TUTT’ALTRA musica con i 5S. Lì di problemi ce ne sono stati eccome, tanti da spingere il ministro Patuanelli, in continuo contatto con Conte, a minacciare l’astensione, sentendosi rispondere da Draghi che l’ipotesi era inaccettabile. Tanti da innescare un confronto diretto piuttosto duro tra il futuro leader, favorevole in mattinata all’astensione, e Di Maio: «Se ci asteniamo in cdm poi dobbiamo farlo anche sulla fiducia e quel punto diventiamo come FdI«». La trincea dei 5S, decisa da Conte, era il primo comma dell’art.416, quello che riguarda i reati di mafia. Nella bozza presentata in mattinata dal governo era previsto lo stralcio dell’improcedibilità per il secondo e terzo comma, quelli sull’associazione mafiosa e sul voto di scambio ma non sul primo, quello sul concorso esterno e l’aggravante mafiosa. Fattispecie di reato impalpabili, che concedono ai pm la facoltà di distribuire imputazioni di mafia più o meno a piacimento.

I 5S SI SONO impuntati aggiungendo un cospicuo pacchetto di richieste, in particolare la cancellazione degli indirizzi annuali del Parlamento sui criteri in base ai quali decidere le priorità dei reati da perseguire e il raddoppio dei tempi, da 2 a 4 anni per i reati contro la Pubblica amministrazione. Il governo ha bocciato le ulteriori richieste. La Lega ha resistito sul concorso esterno. Alla fine la mediazione è di quelle misurate col bilancino. Per i reati ai sensi del 416 bis e ter il giudice può prorogare di anno in anno all’infinito, sempre con decisione motivata e passibile di ricorso. Per quelli che rientrano nella sfera del primo comma, invece le proroghe possono essere solo due. Conte, alla fine si dichiara soddisfatto: «Non è la nostra riforma ma l’abbiamo migliorata. Abbiamo detto che su mafia e terrorismo non si può transigere e l’abbiamo ottenuto. Sono fiducioso sulla compattezza del M5S in aula». Senza risparmiasi una frecciata al curaro contro la Lega: «Spiace che abbia resistito sui reati di mafia».

LA LEGA PORTA a casa l’improcedibilità cancellata per la violenza sessuale e il traffico di stupefacenti, anche se qui bisognerà vedere i particolari. La ministra Cartabia ha parlato infatti di «traffico internazionale» e dunque la mannaia del fine processo mai non dovrebbe abbattersi anche sul piccolo traffico. In ogni caso, il Carroccio risponde per le rime: «Tutte falsità. Sono a lutto per il superamento della Bonafede». Nota dolentissima per i 5S sulla quale martellano anche per Iv e Fi, ma senza smuovere Conte che il punto della bandiera lo ha ottenuto e si accontenta.

TUTTI SODDISFATTI. Tutti impegnati a mitragliare commenti trionfalistici, sottolineando ciascuno quanto sia invece andata malissimo alla controparte.
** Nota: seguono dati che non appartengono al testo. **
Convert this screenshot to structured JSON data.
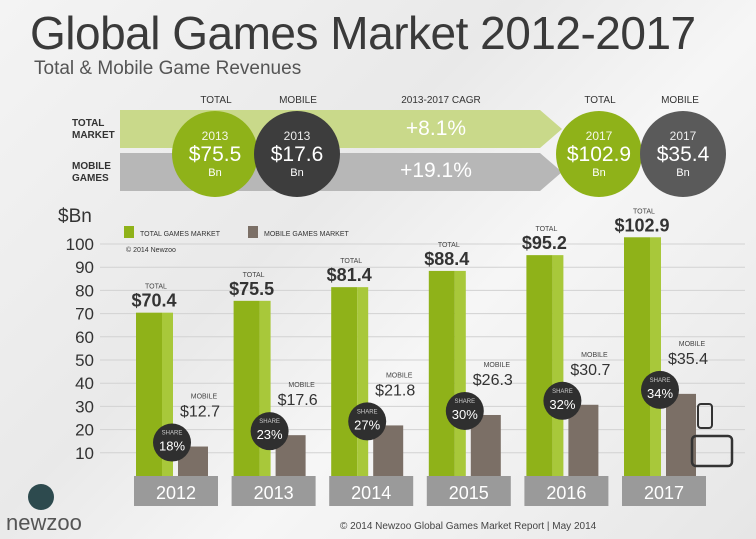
{
  "header": {
    "title": "Global Games Market 2012-2017",
    "subtitle": "Total & Mobile Game Revenues"
  },
  "summary": {
    "col_total": "TOTAL",
    "col_mobile": "MOBILE",
    "col_cagr": "2013-2017 CAGR",
    "col_total_2": "TOTAL",
    "col_mobile_2": "MOBILE",
    "row_total": [
      "TOTAL",
      "MARKET"
    ],
    "row_mobile": [
      "MOBILE",
      "GAMES"
    ],
    "cagr_total": "+8.1%",
    "cagr_mobile": "+19.1%",
    "circles": [
      {
        "year": "2013",
        "value": "$75.5",
        "unit": "Bn"
      },
      {
        "year": "2013",
        "value": "$17.6",
        "unit": "Bn"
      },
      {
        "year": "2017",
        "value": "$102.9",
        "unit": "Bn"
      },
      {
        "year": "2017",
        "value": "$35.4",
        "unit": "Bn"
      }
    ]
  },
  "colors": {
    "total": "#8fb219",
    "total_side": "#a8c83a",
    "mobile": "#7b6f66",
    "share_circle": "#2f2f2f",
    "year_band": "#9a9a9a"
  },
  "chart_data": {
    "type": "bar",
    "ylabel": "$Bn",
    "ylim": [
      0,
      100
    ],
    "yticks": [
      10,
      20,
      30,
      40,
      50,
      60,
      70,
      80,
      90,
      100
    ],
    "categories": [
      "2012",
      "2013",
      "2014",
      "2015",
      "2016",
      "2017"
    ],
    "series": [
      {
        "name": "TOTAL GAMES MARKET",
        "values": [
          70.4,
          75.5,
          81.4,
          88.4,
          95.2,
          102.9
        ]
      },
      {
        "name": "MOBILE GAMES MARKET",
        "values": [
          12.7,
          17.6,
          21.8,
          26.3,
          30.7,
          35.4
        ]
      }
    ],
    "share_values": [
      "18%",
      "23%",
      "27%",
      "30%",
      "32%",
      "34%"
    ],
    "total_labels": [
      "$70.4",
      "$75.5",
      "$81.4",
      "$88.4",
      "$95.2",
      "$102.9"
    ],
    "mobile_labels": [
      "$12.7",
      "$17.6",
      "$21.8",
      "$26.3",
      "$30.7",
      "$35.4"
    ],
    "small_total": "TOTAL",
    "small_mobile": "MOBILE",
    "small_share": "SHARE",
    "legend_copyright": "© 2014 Newzoo",
    "legend_position": "top-left"
  },
  "footer": {
    "copyright": "© 2014 Newzoo Global Games Market Report | May 2014",
    "logo": "newzoo"
  }
}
In concreto significa che c’è un solo vincitore: Mario Draghi. Voleva che il testo della riforma, che a questo punto andrà in aula domenica, fosse condiviso da tutti, senza astensioni. Ha ottenuto il risultato dopo ore di trattative frenetiche. Riunioni del cdm, della commissione Giustizia, della conferenza dei capigruppo di Montecitorio iniziate in ritardo, sospese, riprese a singhiozzo, interrotte di nuovo, mentre dal plenum del Csm arrivavano in successione prima la bordata durissima sulla prescrizione poi la bocciatura, altrettanto drastica dell’intera riforma. Alla fine Draghi l’ha spuntata ma, come sempre quando si moltiplicano le mediazioni, a prezzo di qualche vistosa irrazionalità. Come quella per cui la prescrizione per reati aleatori come il traffico d’influenze non c’è. Per il disastro ambientale invece sì.